So I was out running errands today. And as I got into the car, the radio was on and the unmistakable harmonies of Aaron Copland's music were issuing forth. It took me a moment to place it... it was his "A Lincoln Portrait." As I pulled into a parking space at the post office, the narration began. And as I listened, I remembered anew the story of my country as recounted to me throughout all of my school years. I was fortunate that in the schools I attended, that story was told "warts and all." And still I grew into someone who admired and loved this nation despite its flaws; a love rooted in the promise that it held, and the strength and character of those who worked towards fulfillment of that promise. And the words of Lincoln rang out, carried on chords that could have come from Gabriel's own horn:
"Fellow citizens, we cannot escape history." That is
what he said. That is what Abraham Lincoln said.
"Fellow citizens, we cannot escape history. We of this
congress and this administration will be remembered in
spite of ourselves. No personal significance or
insignificance can spare one or another of us. The
fiery trial through which we pass will light us down
in honor or dishonor to the latest generation.
We, even we here, hold the power and bear the responsibility."

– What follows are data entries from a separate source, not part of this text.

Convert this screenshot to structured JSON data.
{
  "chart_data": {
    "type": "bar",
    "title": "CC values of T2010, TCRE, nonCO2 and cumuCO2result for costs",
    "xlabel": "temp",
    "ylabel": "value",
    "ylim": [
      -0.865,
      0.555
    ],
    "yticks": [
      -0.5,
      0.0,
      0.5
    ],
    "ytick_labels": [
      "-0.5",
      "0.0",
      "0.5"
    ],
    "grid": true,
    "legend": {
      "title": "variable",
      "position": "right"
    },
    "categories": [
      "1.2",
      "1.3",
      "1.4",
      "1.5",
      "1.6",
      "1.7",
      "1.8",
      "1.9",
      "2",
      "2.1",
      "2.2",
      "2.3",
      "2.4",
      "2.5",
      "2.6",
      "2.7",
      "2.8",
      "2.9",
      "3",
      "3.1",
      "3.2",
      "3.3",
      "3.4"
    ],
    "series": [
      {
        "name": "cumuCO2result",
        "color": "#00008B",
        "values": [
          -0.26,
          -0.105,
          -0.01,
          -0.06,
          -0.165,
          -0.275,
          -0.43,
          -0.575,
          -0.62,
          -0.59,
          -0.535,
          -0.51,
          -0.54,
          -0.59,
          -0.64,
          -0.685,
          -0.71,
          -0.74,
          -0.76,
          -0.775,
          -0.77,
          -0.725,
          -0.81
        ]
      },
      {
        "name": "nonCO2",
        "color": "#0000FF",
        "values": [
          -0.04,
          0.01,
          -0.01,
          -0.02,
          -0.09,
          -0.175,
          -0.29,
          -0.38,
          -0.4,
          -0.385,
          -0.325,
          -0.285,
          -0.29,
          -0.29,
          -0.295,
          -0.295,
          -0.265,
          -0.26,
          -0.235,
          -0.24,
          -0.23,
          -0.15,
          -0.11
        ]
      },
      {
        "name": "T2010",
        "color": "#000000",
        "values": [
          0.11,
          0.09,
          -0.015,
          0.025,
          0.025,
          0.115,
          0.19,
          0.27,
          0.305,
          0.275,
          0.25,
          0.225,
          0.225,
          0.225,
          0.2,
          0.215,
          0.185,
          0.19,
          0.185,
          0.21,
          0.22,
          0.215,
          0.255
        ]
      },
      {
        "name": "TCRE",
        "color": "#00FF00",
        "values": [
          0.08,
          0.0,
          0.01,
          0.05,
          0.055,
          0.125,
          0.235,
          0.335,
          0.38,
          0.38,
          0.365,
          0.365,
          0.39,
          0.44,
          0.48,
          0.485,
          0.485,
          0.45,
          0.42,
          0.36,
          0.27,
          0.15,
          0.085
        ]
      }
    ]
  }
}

He was born in Kentucky, raised in Indiana, and lived
in Illinois. And this is what he said. This is what Abe
Lincoln said: "The dogmas of the quiet past are inadequate
to the stormy present. The occasion is piled high with difficulty
and we must rise with the occasion. As our case is new,
so we must think anew and act anew. We must disenthrall
ourselves and then we shall save our country."
When standing erect he was six feet four inches tall,
and this is what he said. He said: "It is the eternal struggle
between two principles, right and wrong, throughout the world.
It is the same spirit that says 'you toil and work and earn bread,
and I'll eat it.' No matter in what shape it comes,
whether from the mouth of a king who seeks
to bestride the people of his own nation,
and live by the fruit of their labor,
or from one race of men as an apology for enslaving
another race, it is the same tyrannical principle."
Lincoln was a quiet man. Abe Lincoln was a quiet and a
melancholy man. But when he spoke of democracy, this is what he said.
He said: "As I would not be a slave, so I would not be a master.
This expresses my idea of democracy.
Whatever differs from this, to the extent of the difference, is no democracy."
Abraham Lincoln, sixteenth president of these United States,
is everlasting in the memory of his countrymen.
For on the battleground at Gettysburg, this is what he said.
He said: "That from these honored dead we take
increased devotion to that cause for which
they gave the last full measure of devotion.
That we here highly resolve that these dead shall not have died in vain.
That this nation under God shall have a new birth of freedom
and that government of the people, by the people, and for the people
shall not perish from the earth."
I sat and listened. And I thought of that story from long ago. And of where we are, and what we are becoming. And I choked back tears.